Integrating MPC and RL for Efficient Control of Autonomous Vehicles

Abstract

Autonomous vehicles offer significant potential for improving traffic efficiency and reducing fuel consumption, with Model Predictive Control (MPC) being widely used due to its ability to guarantee constraint satisfaction and safety while providing optimal control performance. However, car models traditionally used in MPC approaches for vehicle control often overlooks discrete dynamics like gear changes, which are critical for optimizing vehicle fuel consumption. Advancements have incorporated these discrete dynamics into MPC, resulting in a hybrid model that considers both continuous and discrete dynamics.
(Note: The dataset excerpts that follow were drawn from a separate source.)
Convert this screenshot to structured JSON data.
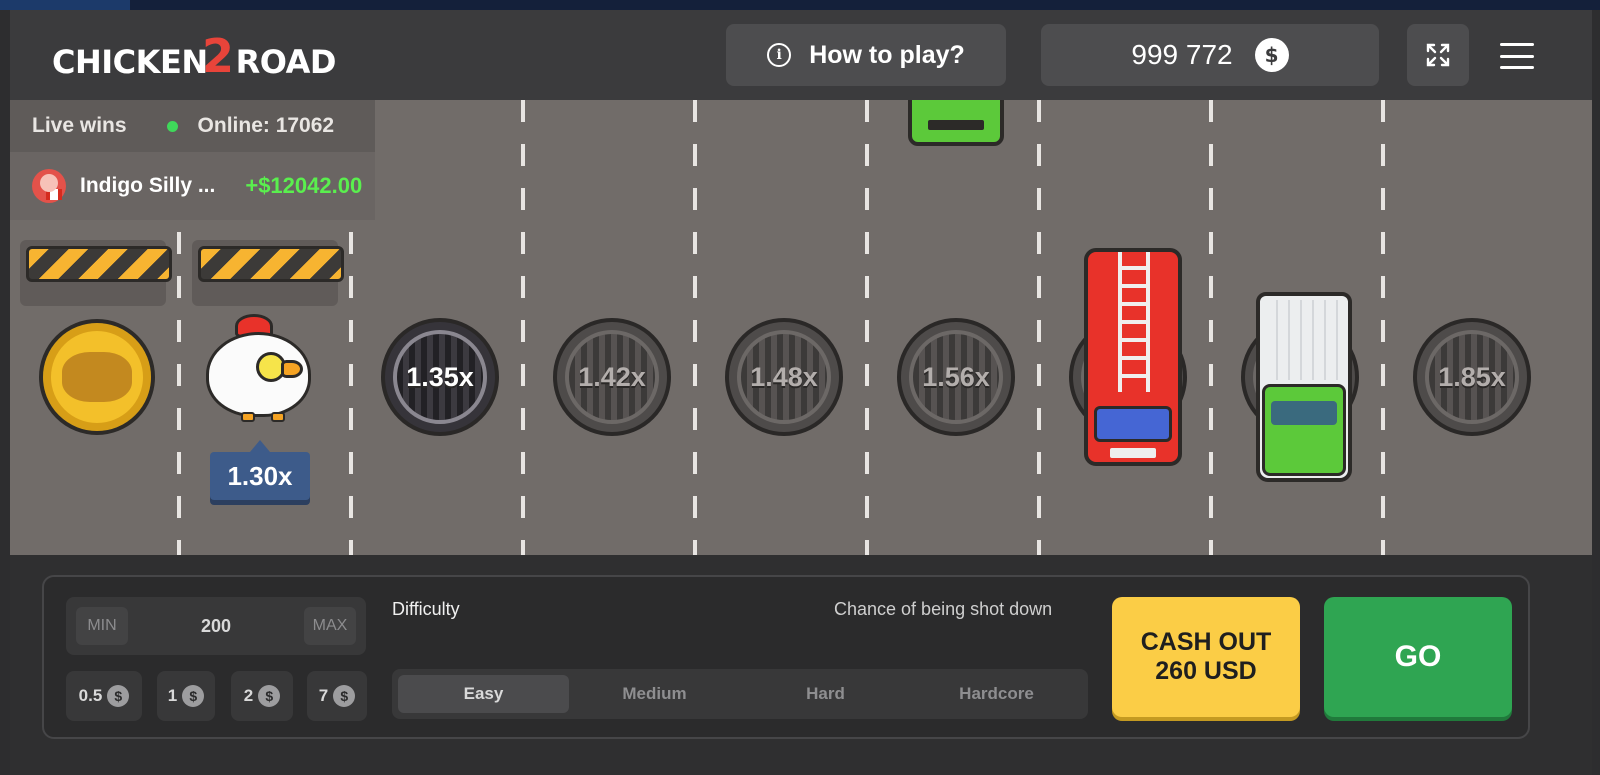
{
  "header": {
    "logo_text": "CHICKEN",
    "logo_number": "2",
    "logo_text2": "ROAD",
    "how_to_play": "How to play?",
    "balance": "999 772",
    "currency_symbol": "$"
  },
  "live": {
    "live_wins_label": "Live wins",
    "online_label": "Online: 17062",
    "winner_name": "Indigo Silly ...",
    "winner_amount": "+$12042.00"
  },
  "road": {
    "chicken_multiplier": "1.30x",
    "multipliers": [
      "1.35x",
      "1.42x",
      "1.48x",
      "1.56x",
      "1.85x"
    ]
  },
  "controls": {
    "min_label": "MIN",
    "bet_amount": "200",
    "max_label": "MAX",
    "chips": [
      "0.5",
      "1",
      "2",
      "7"
    ],
    "chip_symbol": "$",
    "difficulty_label": "Difficulty",
    "chance_label": "Chance of being shot down",
    "difficulty_options": [
      "Easy",
      "Medium",
      "Hard",
      "Hardcore"
    ],
    "selected_difficulty": "Easy",
    "cashout_line1": "CASH OUT",
    "cashout_line2": "260 USD",
    "go_label": "GO"
  },
  "colors": {
    "road": "#716c69",
    "cashout": "#fbcd46",
    "go": "#2fa552",
    "win_amount": "#5aef4e",
    "multiplier_tag": "#3d5b8a"
  }
}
The incorporation of the fuel model, along with these discrete dynamics, significantly increases the computational complexity of the MPC problem, making real-time implementation challenging. To address this issue, Reinforcement Learning (RL) can be leveraged to simplify the optimization problem by learning policies that determine key discrete components, such as gear selection. This allows the MPC controller to handle a simpler optimization problem, thereby reducing the computational burden and enabling real-time control. This research aims to propose a new approach to integrate RL and MPC for vehicle control, where RL is used to manage gear transitions and MPC controls the overall vehicle dynamics, offering a computationally efficient solution, while achieving near optimal performance comparable to the conventional MPC approach.